Ideas for Making a "Materials Knowledge" course more interesting?

I am creating e-Learning for a utilities client, and have run into a conundrum: I have a course that is all about materials knowledge (i.e., four types of valves and their uses, six types of pipes and when they're used, fifteen types of fittings and their descriptions). The e-learning component is part of a larger blended learning solution, and what I am developing is foundational knowledge for scenarios that will be used in the classroom and in on-the-job training.

When and where these materials are used are influenced by so many variables that we have made the business decision to keep this e-learning course to just basic materials knowledge. I'm trying to avoid a "knowledge dump," but am finding that a real challenge! Common wisdom (and my preference) dictates more scenario-based activities, but given the amount of content in this course, it would blow my seat time (about 30 mins).
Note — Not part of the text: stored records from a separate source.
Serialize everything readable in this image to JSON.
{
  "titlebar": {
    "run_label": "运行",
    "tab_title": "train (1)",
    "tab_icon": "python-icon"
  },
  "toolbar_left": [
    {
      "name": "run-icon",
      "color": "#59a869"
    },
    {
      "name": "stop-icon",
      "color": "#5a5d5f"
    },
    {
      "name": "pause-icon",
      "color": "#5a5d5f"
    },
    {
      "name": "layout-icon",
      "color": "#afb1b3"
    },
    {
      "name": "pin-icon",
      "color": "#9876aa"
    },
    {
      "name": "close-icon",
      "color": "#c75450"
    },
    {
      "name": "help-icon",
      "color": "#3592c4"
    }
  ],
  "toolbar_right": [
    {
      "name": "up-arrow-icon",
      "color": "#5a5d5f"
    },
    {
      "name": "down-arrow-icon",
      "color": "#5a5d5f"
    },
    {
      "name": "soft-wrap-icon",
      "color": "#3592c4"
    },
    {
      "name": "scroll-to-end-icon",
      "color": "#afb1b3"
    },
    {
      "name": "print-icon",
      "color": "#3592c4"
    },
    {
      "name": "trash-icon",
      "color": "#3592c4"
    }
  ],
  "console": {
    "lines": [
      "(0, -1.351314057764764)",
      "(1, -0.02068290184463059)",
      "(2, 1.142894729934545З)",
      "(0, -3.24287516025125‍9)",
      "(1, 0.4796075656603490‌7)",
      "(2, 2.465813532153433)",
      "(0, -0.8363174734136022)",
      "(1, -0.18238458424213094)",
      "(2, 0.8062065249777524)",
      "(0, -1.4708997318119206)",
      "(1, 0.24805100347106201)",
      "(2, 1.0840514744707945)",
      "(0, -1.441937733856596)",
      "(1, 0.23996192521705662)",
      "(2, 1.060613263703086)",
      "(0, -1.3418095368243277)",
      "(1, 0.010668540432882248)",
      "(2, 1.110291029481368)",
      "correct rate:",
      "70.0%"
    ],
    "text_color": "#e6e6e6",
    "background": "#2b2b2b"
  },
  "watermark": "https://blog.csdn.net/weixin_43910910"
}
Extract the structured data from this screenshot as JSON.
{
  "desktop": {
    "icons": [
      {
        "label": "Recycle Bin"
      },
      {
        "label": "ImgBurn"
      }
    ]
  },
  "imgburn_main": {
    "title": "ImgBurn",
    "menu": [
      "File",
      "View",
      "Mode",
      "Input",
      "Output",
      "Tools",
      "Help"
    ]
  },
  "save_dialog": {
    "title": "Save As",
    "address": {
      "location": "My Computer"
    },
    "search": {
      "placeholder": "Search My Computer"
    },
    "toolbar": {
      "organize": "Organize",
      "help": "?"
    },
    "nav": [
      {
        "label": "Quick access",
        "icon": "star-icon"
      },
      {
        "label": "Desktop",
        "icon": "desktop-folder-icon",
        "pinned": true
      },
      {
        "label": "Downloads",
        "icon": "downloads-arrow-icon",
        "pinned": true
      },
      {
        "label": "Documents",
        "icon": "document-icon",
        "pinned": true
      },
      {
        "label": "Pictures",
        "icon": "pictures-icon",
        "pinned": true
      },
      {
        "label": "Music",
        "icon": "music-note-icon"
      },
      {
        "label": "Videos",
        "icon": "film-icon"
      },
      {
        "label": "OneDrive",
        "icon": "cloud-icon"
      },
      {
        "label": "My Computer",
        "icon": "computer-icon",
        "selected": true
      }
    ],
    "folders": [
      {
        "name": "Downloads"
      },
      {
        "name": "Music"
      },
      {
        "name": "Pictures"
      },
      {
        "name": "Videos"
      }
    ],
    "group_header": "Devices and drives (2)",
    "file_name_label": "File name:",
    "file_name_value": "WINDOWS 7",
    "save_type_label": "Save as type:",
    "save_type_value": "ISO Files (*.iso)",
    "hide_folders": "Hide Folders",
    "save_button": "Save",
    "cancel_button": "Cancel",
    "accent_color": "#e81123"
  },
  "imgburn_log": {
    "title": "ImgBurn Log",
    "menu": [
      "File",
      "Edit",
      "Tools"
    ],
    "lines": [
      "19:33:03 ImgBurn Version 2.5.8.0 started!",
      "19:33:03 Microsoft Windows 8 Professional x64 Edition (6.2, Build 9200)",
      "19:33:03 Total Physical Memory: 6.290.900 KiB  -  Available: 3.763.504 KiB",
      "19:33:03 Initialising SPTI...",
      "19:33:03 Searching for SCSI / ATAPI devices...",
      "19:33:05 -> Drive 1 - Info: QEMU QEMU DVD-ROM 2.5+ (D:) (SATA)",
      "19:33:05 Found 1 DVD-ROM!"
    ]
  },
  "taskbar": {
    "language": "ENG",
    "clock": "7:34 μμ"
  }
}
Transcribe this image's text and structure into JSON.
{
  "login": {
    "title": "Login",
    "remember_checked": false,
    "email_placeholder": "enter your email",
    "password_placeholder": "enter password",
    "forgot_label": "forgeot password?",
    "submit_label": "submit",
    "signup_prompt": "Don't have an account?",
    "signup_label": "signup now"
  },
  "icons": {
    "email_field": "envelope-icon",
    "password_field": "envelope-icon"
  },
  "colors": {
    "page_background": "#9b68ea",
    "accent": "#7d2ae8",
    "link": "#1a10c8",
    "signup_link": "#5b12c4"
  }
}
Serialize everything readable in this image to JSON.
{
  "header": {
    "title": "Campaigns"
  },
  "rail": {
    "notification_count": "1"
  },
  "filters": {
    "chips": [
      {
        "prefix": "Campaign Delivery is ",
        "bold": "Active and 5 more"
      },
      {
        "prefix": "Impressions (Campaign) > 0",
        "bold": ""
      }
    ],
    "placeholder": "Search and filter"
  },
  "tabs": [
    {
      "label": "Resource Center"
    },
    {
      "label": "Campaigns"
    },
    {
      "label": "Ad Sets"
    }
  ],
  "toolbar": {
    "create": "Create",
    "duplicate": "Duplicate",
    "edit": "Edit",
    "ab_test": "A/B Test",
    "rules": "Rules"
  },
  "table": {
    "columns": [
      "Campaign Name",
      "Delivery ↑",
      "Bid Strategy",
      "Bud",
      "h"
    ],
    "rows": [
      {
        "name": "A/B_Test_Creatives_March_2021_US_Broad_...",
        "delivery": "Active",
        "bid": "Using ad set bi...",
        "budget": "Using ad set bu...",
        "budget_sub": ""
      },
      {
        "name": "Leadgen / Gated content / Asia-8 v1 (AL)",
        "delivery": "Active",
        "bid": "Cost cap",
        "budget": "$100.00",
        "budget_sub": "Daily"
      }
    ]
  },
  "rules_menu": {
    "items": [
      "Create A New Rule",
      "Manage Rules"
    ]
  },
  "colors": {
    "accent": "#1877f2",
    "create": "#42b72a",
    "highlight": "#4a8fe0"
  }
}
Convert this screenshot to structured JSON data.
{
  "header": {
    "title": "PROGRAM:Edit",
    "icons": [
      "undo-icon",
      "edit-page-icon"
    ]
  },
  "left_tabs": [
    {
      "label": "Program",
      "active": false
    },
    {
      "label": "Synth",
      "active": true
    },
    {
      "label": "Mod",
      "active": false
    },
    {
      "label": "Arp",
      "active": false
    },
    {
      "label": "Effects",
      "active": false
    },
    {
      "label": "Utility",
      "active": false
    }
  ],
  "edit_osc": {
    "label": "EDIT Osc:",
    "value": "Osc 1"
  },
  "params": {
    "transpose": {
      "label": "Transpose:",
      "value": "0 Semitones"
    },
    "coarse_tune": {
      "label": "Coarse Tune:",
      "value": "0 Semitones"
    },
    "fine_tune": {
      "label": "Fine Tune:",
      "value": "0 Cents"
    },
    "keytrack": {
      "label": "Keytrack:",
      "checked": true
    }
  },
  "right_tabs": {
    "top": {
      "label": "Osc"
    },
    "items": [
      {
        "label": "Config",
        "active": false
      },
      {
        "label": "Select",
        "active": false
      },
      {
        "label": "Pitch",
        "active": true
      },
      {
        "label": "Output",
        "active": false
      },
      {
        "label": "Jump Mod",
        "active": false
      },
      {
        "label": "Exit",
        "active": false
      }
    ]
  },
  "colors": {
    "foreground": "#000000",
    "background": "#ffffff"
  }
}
One activity that was very successful is a Jeopardy-style game that asks learners to choose the correct material based on a simple definition, with additional content coming in feedback. But since I can't do six Jeopardy games, I'm looking for some other ideas.

Has anyone made successful and engaging material or product knowledge courses that avoid the "information dump" trap?



5 Replies
Joe Deegan

Hi Elizabeth,

How about throwing the learner into a scenario but giving them job aids or resources covering the basic material knowledge that they can use when they need help.  That way you avoid the knowledge dump but still give them access to the knowledge when they need it. 

You could setup a scenario where they are on the job and they need to choose the right types of valves and pipes.  If they don't know which pipe to use they can click on an icon or a tab where they can access a "job aid" with the basic material knowledge they need to complete the scenario.  Makes for a more realistic on the job training situation and the job aids or resources come in handy later for a refresher.

Cheryl Hoover

Thank you for the ideas. I was searching the forum looking for inspiration along the same lines. I worked on my first two informational courses recently, and I'm not at all pleased with the results. I have three more I need to get started on soon. They're on the very exciting topics of Introduction to Fuel Additives, Filtration, and Grease. : )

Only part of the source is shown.